Misle Hadisin Kablehu Metnuhû Kezâ Ve Kezâ  -  Mislehû Sevâ'en

NAHVEHU  نحوه

MİSLEHU   مثله :

 

“Onun benzeri” anlamını veren bu lafız, muhaddisin bir hadisi bir isnadla sevkettikten sonra aynı hadisi ikinci isnadiyle vermek istediğinde metni aynen zikretmeyip ikinci isnadı verdiği yerde kullanılan tabirlerdendir. Böyle aynı hadisi iki isnadla verip ikincide metnini tekrar etmeden bu ifadeyle yetinen muhaddis bu ifadesiyle “ikinci isnadın metni de öncekinin metninin benzeridir” demiş gibi olur.

 

Aynı yerde mislehû sevâ'en (ilk metnin tıpkı aynısı); nahvehu (ilk metnin tıpkısı) tabirleri de kullanılır.

 

Bazı muhaddisler bir metni sevkettikten sonra ikinci isnad ile aynı metni vermekte böyle bir tabir kullanmayı hoş görmezler.

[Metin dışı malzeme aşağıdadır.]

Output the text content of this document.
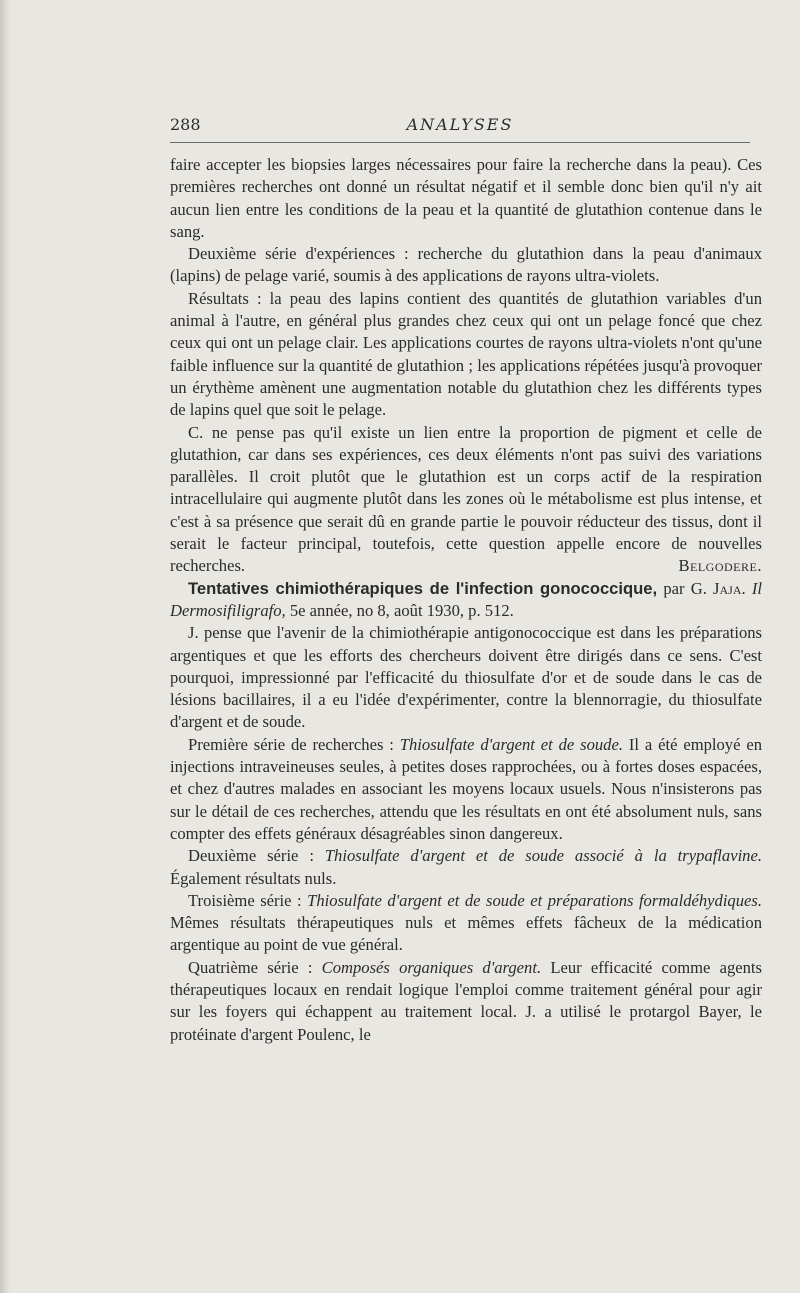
288	ANALYSES

faire accepter les biopsies larges nécessaires pour faire la recherche dans la peau). Ces premières recherches ont donné un résultat négatif et il semble donc bien qu'il n'y ait aucun lien entre les conditions de la peau et la quantité de glutathion contenue dans le sang.

Deuxième série d'expériences : recherche du glutathion dans la peau d'animaux (lapins) de pelage varié, soumis à des applications de rayons ultra-violets.

Résultats : la peau des lapins contient des quantités de glutathion variables d'un animal à l'autre, en général plus grandes chez ceux qui ont un pelage foncé que chez ceux qui ont un pelage clair. Les applications courtes de rayons ultra-violets n'ont qu'une faible influence sur la quantité de glutathion ; les applications répétées jusqu'à provoquer un érythème amènent une augmentation notable du glutathion chez les différents types de lapins quel que soit le pelage.

C. ne pense pas qu'il existe un lien entre la proportion de pigment et celle de glutathion, car dans ses expériences, ces deux éléments n'ont pas suivi des variations parallèles. Il croit plutôt que le glutathion est un corps actif de la respiration intracellulaire qui augmente plutôt dans les zones où le métabolisme est plus intense, et c'est à sa présence que serait dû en grande partie le pouvoir réducteur des tissus, dont il serait le facteur principal, toutefois, cette question appelle encore de nouvelles recherches.	Belgodere.

Tentatives chimiothérapiques de l'infection gonococcique, par G. Jaja. Il Dermosifiligrafo, 5e année, no 8, août 1930, p. 512.

J. pense que l'avenir de la chimiothérapie antigonococcique est dans les préparations argentiques et que les efforts des chercheurs doivent être dirigés dans ce sens. C'est pourquoi, impressionné par l'efficacité du thiosulfate d'or et de soude dans le cas de lésions bacillaires, il a eu l'idée d'expérimenter, contre la blennorragie, du thiosulfate d'argent et de soude.

Première série de recherches : Thiosulfate d'argent et de soude. Il a été employé en injections intraveineuses seules, à petites doses rapprochées, ou à fortes doses espacées, et chez d'autres malades en associant les moyens locaux usuels. Nous n'insisterons pas sur le détail de ces recherches, attendu que les résultats en ont été absolument nuls, sans compter des effets généraux désagréables sinon dangereux.

Deuxième série : Thiosulfate d'argent et de soude associé à la trypaflavine. Également résultats nuls.

Troisième série : Thiosulfate d'argent et de soude et préparations formaldéhydiques. Mêmes résultats thérapeutiques nuls et mêmes effets fâcheux de la médication argentique au point de vue général.

Quatrième série : Composés organiques d'argent. Leur efficacité comme agents thérapeutiques locaux en rendait logique l'emploi comme traitement général pour agir sur les foyers qui échappent au traitement local. J. a utilisé le protargol Bayer, le protéinate d'argent Poulenc, le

Nitekim Şu'be, “fulân an fulân mislehû demek yetmez” demiştir. Ayrıca aynı âlimin “ravinin nahvehu demesi şekdir” dediği de rivayet edilmiştir.

 

Bununla birlikte Sufyânu's-Sevrî'ye göre ravinin şeyhi eğer zabtı ve hıfzı tam, hadis lafızlarını birbirinden ayırmaya gücü yeten; rivayetinin sayısına dikkat ve itina gösteren bir de sika olarak tanınan biri ise böyle ikinci isnaddan sonra metni tekrarlamadan nahvehu gibi bir ifade kullanması caizdir. Değilse caiz olmaz.

 

Bu konuda üçüncü bir görüş daha vardır. Yahya b. Ma'în'e ait bu görüşe göre ravinin şeyhi Sufyânu's-Sevri'nin görüşündeki şartları haizse mislehû demesi caiz olursa da nahvehu demesi olmaz. el-Hâkimu'n-Nisabürî de aynı kanaattedir. Ona göre mislehû ile nahvehu arasındaki farkı gözetmek muhaddise gerekli olan zabt ve itkanın bir nevidir. Her iki isnada ait metinlerin aynı lafızlarla olduğuna kesinlikle emin olmadıkça ona mislehû demek helal olmaz. Ancak metinler lafız yönünden aynı olmayıp da yalnız mana yönünden bir iseler o zaman nahvehu diyebilir.

el-Hatîbu'l-Bağdâdî'ye göre ise bu görüş hadislerin manasiyle rivayet edilmesini caiz görmeyenler nazarında bir ayırım mahiyetindedir. Manen rivayeti caiz görenler iki kelime arasında fark gözetmezler. Hadiscilerden hayli kimseler böyle iki isnadla aynı hadisi rivayet etmek istediklerinde ikinci isnadı zikrettikten sonra “misle hadisin kablehu metnuhû keza ve keza yani, daha önceki hadis gibi, metni şudur” diyerek hadis metnini sevketmişlerdir. Nahvehu lafzında da böyle yapmışlardır. Onun benimsediği görüş de budur.